The first complication with this suggestion is that in cases of exploitation
of information asymmetries like this, you don't know what you don't know. It's
nice that this issue is getting a little public scrutiny here now, but one has
to wonder how long it's been going on? And getting an issue like this more
widely recognized, to a point where demand for transparency would be self-
sustaining, is likely to require a lot of someone's time an effort to
bootstrap. If a subset of buyer/leasers were to take this on openly, real
estate owners would almost certainly seek to punish them directly, in addition
to mounting their own counter-education campaign >>> politicization.
Alternately, some third party might sense a commercial opportunity here, e.g.,
to provide public education and neutral measurement services -- but that's the
same sort of business model that makes "trial lawyers" so popular...
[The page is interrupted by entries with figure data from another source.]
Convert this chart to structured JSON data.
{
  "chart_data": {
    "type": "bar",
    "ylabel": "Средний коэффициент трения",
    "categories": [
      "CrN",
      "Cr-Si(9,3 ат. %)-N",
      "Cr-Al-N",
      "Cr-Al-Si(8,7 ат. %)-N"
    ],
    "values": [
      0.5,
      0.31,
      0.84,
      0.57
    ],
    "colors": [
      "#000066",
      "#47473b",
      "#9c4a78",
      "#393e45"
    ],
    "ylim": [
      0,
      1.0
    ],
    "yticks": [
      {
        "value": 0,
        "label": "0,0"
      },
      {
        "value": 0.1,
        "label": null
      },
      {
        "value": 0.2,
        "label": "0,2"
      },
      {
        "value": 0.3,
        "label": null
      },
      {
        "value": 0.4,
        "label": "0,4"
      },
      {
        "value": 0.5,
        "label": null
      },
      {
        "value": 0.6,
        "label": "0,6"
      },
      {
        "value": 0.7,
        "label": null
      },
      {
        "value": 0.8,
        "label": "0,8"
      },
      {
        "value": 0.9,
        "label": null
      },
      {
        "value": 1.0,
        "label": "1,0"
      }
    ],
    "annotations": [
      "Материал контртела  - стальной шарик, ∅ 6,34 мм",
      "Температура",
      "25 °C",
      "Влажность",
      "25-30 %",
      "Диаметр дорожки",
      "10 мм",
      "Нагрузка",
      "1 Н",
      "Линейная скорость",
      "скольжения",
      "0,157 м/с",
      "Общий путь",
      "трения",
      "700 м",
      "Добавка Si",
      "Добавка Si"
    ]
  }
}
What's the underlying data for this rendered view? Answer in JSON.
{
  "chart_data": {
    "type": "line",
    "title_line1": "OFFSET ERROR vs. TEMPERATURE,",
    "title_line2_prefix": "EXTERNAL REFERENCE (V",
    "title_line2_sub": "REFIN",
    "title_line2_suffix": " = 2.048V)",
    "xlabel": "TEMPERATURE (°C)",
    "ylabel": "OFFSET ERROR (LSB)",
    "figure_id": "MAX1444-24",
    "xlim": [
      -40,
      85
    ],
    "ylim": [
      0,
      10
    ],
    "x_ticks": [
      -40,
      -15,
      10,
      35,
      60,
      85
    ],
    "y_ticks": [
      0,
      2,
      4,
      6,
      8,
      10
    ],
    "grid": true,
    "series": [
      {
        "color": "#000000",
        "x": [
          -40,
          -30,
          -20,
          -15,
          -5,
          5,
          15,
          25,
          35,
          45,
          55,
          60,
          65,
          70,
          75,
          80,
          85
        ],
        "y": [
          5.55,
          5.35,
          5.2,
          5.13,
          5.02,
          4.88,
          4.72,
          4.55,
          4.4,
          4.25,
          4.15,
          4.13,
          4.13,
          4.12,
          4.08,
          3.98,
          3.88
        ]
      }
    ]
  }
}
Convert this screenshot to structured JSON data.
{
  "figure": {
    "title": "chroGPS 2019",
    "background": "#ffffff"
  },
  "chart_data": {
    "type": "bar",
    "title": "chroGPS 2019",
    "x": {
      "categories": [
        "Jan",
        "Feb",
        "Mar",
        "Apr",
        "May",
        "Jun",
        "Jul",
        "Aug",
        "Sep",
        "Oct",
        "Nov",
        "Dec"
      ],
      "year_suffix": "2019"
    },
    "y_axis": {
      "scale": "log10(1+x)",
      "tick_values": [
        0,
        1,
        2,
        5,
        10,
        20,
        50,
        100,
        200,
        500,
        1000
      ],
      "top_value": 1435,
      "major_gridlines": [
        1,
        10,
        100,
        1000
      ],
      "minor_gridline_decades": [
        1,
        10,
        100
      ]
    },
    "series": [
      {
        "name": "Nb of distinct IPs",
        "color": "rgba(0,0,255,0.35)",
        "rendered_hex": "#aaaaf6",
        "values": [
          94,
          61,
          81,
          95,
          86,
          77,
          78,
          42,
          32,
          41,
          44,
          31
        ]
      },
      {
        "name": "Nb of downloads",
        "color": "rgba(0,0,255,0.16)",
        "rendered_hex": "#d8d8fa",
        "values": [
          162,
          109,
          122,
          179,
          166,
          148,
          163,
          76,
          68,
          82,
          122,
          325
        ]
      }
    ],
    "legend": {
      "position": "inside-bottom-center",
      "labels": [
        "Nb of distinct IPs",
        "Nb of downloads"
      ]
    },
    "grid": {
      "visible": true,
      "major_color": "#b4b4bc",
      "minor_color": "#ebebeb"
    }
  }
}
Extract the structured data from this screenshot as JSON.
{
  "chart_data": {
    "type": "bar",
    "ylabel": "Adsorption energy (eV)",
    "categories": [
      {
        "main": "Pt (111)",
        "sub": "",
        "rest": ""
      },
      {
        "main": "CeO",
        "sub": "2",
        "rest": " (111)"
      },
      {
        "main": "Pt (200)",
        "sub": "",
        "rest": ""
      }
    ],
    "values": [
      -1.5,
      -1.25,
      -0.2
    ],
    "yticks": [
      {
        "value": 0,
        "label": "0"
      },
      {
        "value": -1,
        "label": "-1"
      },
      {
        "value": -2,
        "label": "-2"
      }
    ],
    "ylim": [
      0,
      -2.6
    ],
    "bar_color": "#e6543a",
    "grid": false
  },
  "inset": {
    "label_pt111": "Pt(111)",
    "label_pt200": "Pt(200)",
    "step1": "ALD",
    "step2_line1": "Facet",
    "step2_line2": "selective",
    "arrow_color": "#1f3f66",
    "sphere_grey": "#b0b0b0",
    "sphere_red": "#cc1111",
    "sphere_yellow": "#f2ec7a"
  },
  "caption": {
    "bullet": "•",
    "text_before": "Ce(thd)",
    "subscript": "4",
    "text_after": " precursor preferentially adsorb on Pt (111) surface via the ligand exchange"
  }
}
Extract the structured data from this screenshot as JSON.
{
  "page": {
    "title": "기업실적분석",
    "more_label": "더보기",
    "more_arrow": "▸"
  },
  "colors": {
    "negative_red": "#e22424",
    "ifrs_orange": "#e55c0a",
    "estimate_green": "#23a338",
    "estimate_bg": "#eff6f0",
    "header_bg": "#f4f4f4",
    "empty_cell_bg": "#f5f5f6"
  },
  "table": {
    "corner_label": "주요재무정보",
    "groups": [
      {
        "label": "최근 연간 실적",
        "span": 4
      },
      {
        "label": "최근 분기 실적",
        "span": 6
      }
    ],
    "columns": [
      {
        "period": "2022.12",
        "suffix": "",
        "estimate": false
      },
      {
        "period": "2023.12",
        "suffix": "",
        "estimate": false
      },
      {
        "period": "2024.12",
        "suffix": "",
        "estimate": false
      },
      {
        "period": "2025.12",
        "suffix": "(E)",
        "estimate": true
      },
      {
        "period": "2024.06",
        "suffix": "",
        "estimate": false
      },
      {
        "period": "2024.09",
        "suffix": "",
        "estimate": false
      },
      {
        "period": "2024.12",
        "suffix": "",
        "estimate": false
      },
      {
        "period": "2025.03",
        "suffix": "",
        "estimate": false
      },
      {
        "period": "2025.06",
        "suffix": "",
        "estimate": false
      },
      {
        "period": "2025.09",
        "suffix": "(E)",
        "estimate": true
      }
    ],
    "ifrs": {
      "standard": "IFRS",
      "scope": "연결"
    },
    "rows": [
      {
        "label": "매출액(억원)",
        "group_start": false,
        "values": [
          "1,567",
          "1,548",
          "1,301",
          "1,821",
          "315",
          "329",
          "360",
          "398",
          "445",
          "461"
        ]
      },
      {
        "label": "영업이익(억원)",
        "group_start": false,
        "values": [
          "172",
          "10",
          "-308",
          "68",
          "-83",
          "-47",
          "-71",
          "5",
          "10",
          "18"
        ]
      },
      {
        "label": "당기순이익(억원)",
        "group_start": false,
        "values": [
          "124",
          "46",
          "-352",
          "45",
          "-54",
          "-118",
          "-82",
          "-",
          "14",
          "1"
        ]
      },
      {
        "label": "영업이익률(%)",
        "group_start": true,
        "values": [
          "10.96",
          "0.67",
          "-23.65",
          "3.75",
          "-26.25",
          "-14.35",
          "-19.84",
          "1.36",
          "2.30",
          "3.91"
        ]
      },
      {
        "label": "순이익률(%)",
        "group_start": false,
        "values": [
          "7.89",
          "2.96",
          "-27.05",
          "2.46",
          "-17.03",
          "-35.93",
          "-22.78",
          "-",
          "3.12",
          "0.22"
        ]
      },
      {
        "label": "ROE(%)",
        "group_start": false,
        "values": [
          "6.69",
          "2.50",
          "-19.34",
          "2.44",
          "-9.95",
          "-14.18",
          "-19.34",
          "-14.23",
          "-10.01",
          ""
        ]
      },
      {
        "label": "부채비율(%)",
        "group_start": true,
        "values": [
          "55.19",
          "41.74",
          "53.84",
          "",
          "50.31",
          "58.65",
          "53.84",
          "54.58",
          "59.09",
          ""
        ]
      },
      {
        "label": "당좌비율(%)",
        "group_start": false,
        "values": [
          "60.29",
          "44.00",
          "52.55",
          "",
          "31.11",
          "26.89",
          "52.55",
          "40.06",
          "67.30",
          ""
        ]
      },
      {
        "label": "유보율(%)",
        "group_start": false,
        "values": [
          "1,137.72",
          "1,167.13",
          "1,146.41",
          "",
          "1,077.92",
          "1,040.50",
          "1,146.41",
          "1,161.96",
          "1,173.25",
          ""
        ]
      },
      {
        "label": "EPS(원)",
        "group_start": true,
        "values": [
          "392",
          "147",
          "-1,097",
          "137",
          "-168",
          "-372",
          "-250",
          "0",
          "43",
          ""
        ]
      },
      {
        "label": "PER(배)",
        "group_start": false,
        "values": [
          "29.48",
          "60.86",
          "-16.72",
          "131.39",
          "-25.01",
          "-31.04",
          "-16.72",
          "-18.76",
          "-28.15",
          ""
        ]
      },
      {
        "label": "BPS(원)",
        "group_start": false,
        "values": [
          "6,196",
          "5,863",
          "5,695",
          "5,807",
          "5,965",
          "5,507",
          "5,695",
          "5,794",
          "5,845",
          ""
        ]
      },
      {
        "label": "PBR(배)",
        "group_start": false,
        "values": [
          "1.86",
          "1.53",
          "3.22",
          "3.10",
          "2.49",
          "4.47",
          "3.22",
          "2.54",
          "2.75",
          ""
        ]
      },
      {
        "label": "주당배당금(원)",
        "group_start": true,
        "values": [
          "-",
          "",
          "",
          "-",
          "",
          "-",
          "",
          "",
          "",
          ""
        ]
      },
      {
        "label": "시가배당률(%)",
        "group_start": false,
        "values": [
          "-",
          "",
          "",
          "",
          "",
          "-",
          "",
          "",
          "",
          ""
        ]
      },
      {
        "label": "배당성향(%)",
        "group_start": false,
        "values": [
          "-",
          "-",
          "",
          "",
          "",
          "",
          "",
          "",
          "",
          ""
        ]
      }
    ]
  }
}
It's unrealistic to assume that commercial renters are going to be broadly
responsive to individual demands for transparency before the overwhelming
majority of real estate seekers permanently embrace transparency as a make-or-
break requirement for buy/lease decisions.

------
known
I think <http://en.wikipedia.org/wiki/Megacorporation> are doing more harm
than good to mankind in the long term.

------
callmeed
Don't forget to add title insurance to the list

<http://www.forbes.com/forbes/2006/1113/148.html>

------
chopsueyar
Is this all commercial real estate in the world, or just NYC?